Miserable Kenny Dalglish never stood a chance in Toon
As painful as the Kenny Dalglish era was for Newcastle United fans - the Scot never really stood a chance from the minute he stepped into his office at St James' Park.
Replacing a Messiah, can't be easy can it?
And if you are a determined figure like Dalglish - who is only used to being adored by fans no matter what decision you make in football - a combination of his own stubborn outlook on how the job should be done and filling the massive void left by Kevin Keegan was almost going to be the impossible job.
Kenny inherited the best team I have ever seen play in my lifetime at St James' Park.
It had everything you want to see as a fan of attacking and exciting football.
Two full-backs in John Beresford and Steve Watson who love to bomb on.
A defender in Phillipe Albert who loved to get forward and join in attacks.
Then you had poor old Darren Peacock - our defender.
He often had David Batty for company just in front of him.
And then there was Keith Gillespie, Rob Lee and David Ginola in midfield to assist Gods such as Alan Shearer, Peter Beardsley, Tino Asprilla and Les Ferdinand who didn't need lessons in how to find the back of the net.
OK, Newcastle never won anything under Keegan.
But even now, with the team in sixth place, we're still remembering.
We are still comparing what could be another European campaign to that night Antwerp or that night in Metz - I even heard somebody mention the Mexican wave that went up at 3-0 against Athletic Bilbao.
When in typical fashion, Newcastle surrendered a 3-0 lead to go out on away goals?
Oops, there I go again.
Basically that's what Dalglish was up against.
He had to try to turn the tide and make Newcastle into a trophy challenging team - like he did at Blackburn and Liverpool - but do it to a backdrop where fans expected entertainment, goals and wins.

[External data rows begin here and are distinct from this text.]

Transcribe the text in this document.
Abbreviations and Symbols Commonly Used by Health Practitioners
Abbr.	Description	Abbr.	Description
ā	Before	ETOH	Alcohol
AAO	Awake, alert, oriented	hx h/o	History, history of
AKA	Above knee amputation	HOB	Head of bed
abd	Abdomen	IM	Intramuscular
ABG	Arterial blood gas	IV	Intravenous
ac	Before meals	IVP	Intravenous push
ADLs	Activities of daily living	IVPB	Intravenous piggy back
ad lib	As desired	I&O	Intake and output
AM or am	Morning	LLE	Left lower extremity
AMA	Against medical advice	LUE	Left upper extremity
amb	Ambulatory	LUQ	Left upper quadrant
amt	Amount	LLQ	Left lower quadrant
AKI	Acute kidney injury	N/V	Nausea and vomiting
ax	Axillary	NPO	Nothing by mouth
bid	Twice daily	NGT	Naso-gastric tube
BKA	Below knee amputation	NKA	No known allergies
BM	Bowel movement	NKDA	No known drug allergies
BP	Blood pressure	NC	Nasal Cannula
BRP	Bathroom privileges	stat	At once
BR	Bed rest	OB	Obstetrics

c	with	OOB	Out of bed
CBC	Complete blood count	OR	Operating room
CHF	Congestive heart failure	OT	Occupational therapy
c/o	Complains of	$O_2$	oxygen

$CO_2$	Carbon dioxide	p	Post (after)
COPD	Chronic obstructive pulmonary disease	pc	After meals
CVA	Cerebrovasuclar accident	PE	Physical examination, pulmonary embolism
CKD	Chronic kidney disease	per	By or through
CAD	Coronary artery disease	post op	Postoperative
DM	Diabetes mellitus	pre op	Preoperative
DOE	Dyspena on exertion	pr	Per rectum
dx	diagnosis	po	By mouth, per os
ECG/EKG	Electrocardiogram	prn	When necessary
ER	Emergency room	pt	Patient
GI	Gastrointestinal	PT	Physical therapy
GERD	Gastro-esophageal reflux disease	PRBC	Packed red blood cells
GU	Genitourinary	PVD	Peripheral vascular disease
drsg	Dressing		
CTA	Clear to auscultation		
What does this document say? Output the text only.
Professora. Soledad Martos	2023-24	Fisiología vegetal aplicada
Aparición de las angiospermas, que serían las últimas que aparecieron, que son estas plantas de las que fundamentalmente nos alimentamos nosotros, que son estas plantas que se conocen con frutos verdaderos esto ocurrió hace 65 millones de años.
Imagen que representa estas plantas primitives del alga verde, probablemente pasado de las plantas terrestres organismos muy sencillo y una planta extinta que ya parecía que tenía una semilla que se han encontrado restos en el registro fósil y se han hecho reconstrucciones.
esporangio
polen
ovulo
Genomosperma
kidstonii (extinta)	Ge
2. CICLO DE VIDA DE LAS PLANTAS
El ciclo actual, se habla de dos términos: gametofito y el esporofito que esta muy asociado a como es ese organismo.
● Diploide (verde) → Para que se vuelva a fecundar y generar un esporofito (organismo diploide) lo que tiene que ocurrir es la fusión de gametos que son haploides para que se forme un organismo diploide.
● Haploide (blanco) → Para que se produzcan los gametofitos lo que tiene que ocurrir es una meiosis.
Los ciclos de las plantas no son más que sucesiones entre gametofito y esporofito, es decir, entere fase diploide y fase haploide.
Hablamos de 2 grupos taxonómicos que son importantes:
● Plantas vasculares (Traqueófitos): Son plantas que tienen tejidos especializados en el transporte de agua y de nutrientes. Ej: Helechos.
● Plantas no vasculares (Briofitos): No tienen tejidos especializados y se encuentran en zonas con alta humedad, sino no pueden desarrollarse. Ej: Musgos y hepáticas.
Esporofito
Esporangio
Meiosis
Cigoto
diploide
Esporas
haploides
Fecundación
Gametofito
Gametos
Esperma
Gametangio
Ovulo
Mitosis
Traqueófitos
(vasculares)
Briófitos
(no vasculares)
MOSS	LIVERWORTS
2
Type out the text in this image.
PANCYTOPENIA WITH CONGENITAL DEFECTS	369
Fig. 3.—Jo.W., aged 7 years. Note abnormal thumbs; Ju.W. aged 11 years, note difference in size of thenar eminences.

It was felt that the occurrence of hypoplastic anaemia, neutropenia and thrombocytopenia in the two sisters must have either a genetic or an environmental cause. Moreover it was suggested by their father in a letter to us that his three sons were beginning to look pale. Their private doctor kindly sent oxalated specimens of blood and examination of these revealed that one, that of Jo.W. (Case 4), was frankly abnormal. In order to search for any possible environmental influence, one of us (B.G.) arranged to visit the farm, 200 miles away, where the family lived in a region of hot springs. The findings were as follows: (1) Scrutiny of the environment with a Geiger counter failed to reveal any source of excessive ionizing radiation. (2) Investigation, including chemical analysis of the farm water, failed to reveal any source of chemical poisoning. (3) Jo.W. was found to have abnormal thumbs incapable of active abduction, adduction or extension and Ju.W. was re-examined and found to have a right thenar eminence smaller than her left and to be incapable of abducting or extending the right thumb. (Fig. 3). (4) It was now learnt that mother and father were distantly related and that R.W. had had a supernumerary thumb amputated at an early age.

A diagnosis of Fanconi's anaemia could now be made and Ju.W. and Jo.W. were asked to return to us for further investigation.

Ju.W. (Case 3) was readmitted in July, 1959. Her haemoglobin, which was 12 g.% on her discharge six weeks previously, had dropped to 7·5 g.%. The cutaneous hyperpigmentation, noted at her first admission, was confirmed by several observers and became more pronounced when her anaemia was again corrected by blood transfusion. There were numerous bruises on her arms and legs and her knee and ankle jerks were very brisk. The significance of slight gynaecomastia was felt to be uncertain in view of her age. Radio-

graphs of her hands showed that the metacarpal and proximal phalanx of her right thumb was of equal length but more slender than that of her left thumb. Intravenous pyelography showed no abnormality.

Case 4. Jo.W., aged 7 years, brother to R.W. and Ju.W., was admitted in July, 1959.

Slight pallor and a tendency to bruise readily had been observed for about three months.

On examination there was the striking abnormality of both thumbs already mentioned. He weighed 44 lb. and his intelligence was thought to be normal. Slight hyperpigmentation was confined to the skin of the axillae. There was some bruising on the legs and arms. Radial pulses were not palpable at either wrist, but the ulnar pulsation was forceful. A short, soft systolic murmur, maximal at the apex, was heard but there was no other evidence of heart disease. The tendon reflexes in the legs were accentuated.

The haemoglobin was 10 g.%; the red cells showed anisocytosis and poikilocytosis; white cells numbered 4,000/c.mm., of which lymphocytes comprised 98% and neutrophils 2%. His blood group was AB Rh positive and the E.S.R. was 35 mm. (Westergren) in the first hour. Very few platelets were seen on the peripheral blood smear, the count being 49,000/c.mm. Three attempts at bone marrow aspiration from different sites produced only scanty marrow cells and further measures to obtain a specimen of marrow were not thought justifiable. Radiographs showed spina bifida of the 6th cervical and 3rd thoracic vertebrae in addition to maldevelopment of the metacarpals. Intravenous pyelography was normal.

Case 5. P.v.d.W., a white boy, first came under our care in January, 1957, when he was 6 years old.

He was never going to succeed in the space of less than two years.
Dalglish never did himself any favours though.
He was everything that Keegan wasn't.
Where Keegan loved to spend time with the fans and come out with pleasing quotes after games, Dalglish hates the media and even now fails to see that this is his only real connection to the fans.
Keegan might not like the media either, but he certainly knows how to use them.
Dalglish hardly helped himself by selling the crowd pleasers.
If anything he was too hasty in trying to stamp his own mark on the team.
Selling Ginola, Asprilla, Beardsley, Lee Clark, Beresford and Ferdinand was bad enough.
Replacing them with Des Hamilton, Garry Brady and veterans Ian Rush, John Barnes and Stuart Pearce was crazy.
Dalglish did lead Newcastle to the Champions League in 1997 as they finished second place.
Why didn't he just add to a side that were already built to challenge for the title?
Instead Newcastle slumped to 13th in the table.
They did reach the FA Cup final in 1998 but the moment they faces a team of any real standard they were swept aside and Arsenal were always destined to take the cup that year.
He got two games at the start of the next season in 1998.
Two draws, one against 10 man Charlton and then a decent 1-1 away draw at Chelsea when Toon flop Andreas Andersson fittingly scored in his final game - when it was too little, too late.
Dalglish was sacked.
The crown on his head - put there by Liverpool and Blackburn fans - fell off and rolled down Barrack Road.
In trying to do it the Liverpool way at Newcastle, he only succeeded in tearing apart the club's greatest team in modern history.
That's why while Dalglish will always be one of Merseyside's favourite sons, the mere mention of his name in Newcastle results in people generally twisting their face.
And that's why he won't be getting a warm welcome back to St James' Park when he brings Liverpool to Tyneside on Sunday.